Steven Schveighoffer wrote:
Daniel Keep Wrote:

Since everyone seemed to miss the point I was trying to make, I'll be
more explicit.

My point was that it's all very well to say "you should know X" and you
can even be totally right about that, but it doesn't mean behaviour
based on X is necessarily intuitive or desirable.

Walter specifically said that "I don't feel that 2s-complement
arithmetic is in any way an advanced programming topic".  I agree.  I
was trying to point out that even very experienced people who would
surely know what's going on in the hardware can get it wrong.

I agree with this.  However, even though experienced programmers can write 2s 
complement math with bugs, in this particular case, there is *no* correct way 
to do it.  So it's impossible to get it right :)

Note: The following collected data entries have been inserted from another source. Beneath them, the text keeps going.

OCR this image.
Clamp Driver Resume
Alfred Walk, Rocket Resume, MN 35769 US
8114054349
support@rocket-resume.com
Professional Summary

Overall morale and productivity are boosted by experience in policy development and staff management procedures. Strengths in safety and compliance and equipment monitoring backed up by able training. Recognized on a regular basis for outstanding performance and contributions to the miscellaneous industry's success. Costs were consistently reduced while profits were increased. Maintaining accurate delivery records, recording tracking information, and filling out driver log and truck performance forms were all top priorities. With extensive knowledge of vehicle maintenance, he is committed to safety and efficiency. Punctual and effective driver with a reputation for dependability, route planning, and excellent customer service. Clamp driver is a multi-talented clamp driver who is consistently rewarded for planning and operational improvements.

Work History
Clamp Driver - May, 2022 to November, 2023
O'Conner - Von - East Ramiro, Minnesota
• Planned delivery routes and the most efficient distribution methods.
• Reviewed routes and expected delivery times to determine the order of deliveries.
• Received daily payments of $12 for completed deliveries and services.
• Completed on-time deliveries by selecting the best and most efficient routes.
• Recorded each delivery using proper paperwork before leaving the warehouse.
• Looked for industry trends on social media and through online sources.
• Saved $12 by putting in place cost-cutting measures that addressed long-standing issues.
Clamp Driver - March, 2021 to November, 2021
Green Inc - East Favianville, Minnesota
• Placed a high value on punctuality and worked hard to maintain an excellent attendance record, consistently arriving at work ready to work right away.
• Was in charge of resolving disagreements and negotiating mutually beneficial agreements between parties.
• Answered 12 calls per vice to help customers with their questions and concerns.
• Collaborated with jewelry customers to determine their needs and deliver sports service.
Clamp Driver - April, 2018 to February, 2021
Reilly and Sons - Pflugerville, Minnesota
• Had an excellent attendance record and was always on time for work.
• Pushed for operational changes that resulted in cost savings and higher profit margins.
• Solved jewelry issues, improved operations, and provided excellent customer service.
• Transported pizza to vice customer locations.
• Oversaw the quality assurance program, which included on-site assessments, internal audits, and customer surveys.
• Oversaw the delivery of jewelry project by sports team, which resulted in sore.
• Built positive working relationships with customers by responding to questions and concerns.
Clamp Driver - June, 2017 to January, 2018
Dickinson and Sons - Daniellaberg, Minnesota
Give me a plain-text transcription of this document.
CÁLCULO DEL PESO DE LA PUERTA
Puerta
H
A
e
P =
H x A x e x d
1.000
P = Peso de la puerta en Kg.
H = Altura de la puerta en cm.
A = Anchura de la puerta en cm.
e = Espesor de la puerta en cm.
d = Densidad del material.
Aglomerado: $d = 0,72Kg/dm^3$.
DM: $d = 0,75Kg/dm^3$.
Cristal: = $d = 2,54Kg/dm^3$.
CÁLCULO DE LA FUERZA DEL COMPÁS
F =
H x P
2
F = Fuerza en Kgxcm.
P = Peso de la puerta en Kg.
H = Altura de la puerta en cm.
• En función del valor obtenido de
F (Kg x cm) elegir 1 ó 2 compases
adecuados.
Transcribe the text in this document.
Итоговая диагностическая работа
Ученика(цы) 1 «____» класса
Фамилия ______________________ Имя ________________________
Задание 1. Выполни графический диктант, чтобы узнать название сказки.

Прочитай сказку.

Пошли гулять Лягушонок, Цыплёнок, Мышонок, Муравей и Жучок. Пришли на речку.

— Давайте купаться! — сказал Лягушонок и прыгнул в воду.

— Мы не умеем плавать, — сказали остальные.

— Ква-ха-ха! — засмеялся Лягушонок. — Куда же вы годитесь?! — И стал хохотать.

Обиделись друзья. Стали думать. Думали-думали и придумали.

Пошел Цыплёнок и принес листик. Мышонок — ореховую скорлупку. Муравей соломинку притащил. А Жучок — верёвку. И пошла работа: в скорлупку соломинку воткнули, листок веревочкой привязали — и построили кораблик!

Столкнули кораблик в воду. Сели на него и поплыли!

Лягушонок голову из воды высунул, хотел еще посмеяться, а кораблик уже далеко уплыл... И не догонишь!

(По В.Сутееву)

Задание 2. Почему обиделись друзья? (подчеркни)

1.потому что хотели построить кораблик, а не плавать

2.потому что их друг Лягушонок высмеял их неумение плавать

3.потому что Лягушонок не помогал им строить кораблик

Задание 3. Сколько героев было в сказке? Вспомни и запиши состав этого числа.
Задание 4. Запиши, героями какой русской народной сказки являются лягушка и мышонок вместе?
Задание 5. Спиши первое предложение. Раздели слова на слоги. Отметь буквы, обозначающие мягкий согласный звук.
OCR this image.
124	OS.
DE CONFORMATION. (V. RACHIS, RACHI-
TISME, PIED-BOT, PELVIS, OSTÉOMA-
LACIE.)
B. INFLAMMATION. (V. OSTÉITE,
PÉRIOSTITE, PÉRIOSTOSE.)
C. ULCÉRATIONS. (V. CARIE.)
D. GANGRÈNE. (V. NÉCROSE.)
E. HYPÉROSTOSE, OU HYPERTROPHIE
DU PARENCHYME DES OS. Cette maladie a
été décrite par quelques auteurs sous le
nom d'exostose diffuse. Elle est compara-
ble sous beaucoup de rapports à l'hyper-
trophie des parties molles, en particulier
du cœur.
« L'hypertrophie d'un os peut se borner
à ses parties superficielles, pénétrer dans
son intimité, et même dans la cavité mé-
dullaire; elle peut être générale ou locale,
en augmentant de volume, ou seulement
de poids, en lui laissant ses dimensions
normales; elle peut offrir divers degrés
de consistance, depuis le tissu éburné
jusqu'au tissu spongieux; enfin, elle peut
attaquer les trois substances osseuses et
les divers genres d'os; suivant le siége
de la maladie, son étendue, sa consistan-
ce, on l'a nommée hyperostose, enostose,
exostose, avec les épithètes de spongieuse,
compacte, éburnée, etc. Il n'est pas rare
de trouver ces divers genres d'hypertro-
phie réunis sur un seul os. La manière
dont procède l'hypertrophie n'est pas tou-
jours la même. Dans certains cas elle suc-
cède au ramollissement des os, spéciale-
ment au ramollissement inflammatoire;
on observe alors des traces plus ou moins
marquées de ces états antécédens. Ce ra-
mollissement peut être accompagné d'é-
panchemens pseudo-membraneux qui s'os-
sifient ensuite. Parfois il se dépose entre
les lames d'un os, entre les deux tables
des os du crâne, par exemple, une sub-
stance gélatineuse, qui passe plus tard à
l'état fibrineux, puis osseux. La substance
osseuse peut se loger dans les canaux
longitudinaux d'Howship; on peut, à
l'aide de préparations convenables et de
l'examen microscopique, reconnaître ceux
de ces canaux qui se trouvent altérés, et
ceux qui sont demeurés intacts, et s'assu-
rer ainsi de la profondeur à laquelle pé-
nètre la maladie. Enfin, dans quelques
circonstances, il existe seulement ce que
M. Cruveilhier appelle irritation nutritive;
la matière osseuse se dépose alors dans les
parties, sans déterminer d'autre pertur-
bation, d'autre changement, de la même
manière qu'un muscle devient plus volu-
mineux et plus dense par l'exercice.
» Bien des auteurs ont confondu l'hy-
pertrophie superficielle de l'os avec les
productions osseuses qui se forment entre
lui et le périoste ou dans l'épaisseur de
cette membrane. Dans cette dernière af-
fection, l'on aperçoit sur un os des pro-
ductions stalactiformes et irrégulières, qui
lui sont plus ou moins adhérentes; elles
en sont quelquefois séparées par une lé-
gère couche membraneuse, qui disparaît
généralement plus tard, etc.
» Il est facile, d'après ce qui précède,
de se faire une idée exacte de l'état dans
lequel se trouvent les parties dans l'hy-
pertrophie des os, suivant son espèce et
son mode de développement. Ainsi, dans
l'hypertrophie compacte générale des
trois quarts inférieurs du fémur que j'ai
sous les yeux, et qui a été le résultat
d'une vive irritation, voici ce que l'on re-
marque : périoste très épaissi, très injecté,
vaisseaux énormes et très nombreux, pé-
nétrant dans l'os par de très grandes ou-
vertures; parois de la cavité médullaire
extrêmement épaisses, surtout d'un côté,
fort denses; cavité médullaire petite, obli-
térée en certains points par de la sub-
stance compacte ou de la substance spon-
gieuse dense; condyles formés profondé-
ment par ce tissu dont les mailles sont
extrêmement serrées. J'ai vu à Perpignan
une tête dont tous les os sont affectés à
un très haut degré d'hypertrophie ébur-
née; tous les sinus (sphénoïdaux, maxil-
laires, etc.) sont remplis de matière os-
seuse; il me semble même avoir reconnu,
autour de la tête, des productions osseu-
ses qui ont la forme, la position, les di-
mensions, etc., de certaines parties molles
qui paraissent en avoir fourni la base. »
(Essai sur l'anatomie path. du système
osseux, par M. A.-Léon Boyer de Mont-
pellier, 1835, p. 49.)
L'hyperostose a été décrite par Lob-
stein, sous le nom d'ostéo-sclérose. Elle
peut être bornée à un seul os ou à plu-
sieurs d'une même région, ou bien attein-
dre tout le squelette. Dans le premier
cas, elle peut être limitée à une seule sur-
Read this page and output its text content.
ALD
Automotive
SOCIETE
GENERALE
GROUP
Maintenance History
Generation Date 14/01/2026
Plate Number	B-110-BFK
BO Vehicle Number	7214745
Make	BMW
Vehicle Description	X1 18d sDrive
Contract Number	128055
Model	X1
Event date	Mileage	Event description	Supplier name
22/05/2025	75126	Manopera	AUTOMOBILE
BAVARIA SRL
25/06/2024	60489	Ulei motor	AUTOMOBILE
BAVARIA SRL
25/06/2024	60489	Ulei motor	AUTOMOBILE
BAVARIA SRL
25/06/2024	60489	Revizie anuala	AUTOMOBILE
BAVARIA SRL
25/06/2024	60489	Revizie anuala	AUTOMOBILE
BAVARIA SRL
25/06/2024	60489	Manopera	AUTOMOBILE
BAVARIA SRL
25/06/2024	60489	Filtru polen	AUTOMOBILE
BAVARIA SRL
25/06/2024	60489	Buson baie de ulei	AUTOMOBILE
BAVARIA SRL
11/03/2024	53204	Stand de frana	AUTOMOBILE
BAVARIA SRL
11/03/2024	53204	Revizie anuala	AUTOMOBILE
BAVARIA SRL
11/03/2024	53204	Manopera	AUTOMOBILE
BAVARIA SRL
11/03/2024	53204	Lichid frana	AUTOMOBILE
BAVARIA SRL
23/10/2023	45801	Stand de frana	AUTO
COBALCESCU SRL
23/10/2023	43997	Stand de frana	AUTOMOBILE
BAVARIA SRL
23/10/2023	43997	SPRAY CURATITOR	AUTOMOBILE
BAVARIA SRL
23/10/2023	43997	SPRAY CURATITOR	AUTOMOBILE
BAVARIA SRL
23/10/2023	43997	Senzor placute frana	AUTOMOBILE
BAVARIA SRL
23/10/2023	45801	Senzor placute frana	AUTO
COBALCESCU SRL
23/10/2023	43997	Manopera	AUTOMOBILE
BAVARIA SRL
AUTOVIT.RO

Any opposing view would have to include what obtaining the unsigned negation of 
an unsigned value is useful for.  And literals don't count because they're 
easily expressed otherwise :)

x & -x
Nonzero if x has has more than one bit set, ie is not a perfect power of 2. I use that often.
<rant>
My opinion: unsigned types get used *far* more often than they should. If this kind of behaviour confuses you, there's no way you should be using unsigned. Really, the problem is that people abuse unsigned to mean 'this is a positive integer'. And of course, negation doesn't make sense in the context of the naturals. But that is NOT what unsigned is. Unsigned types are types with NO SIGN.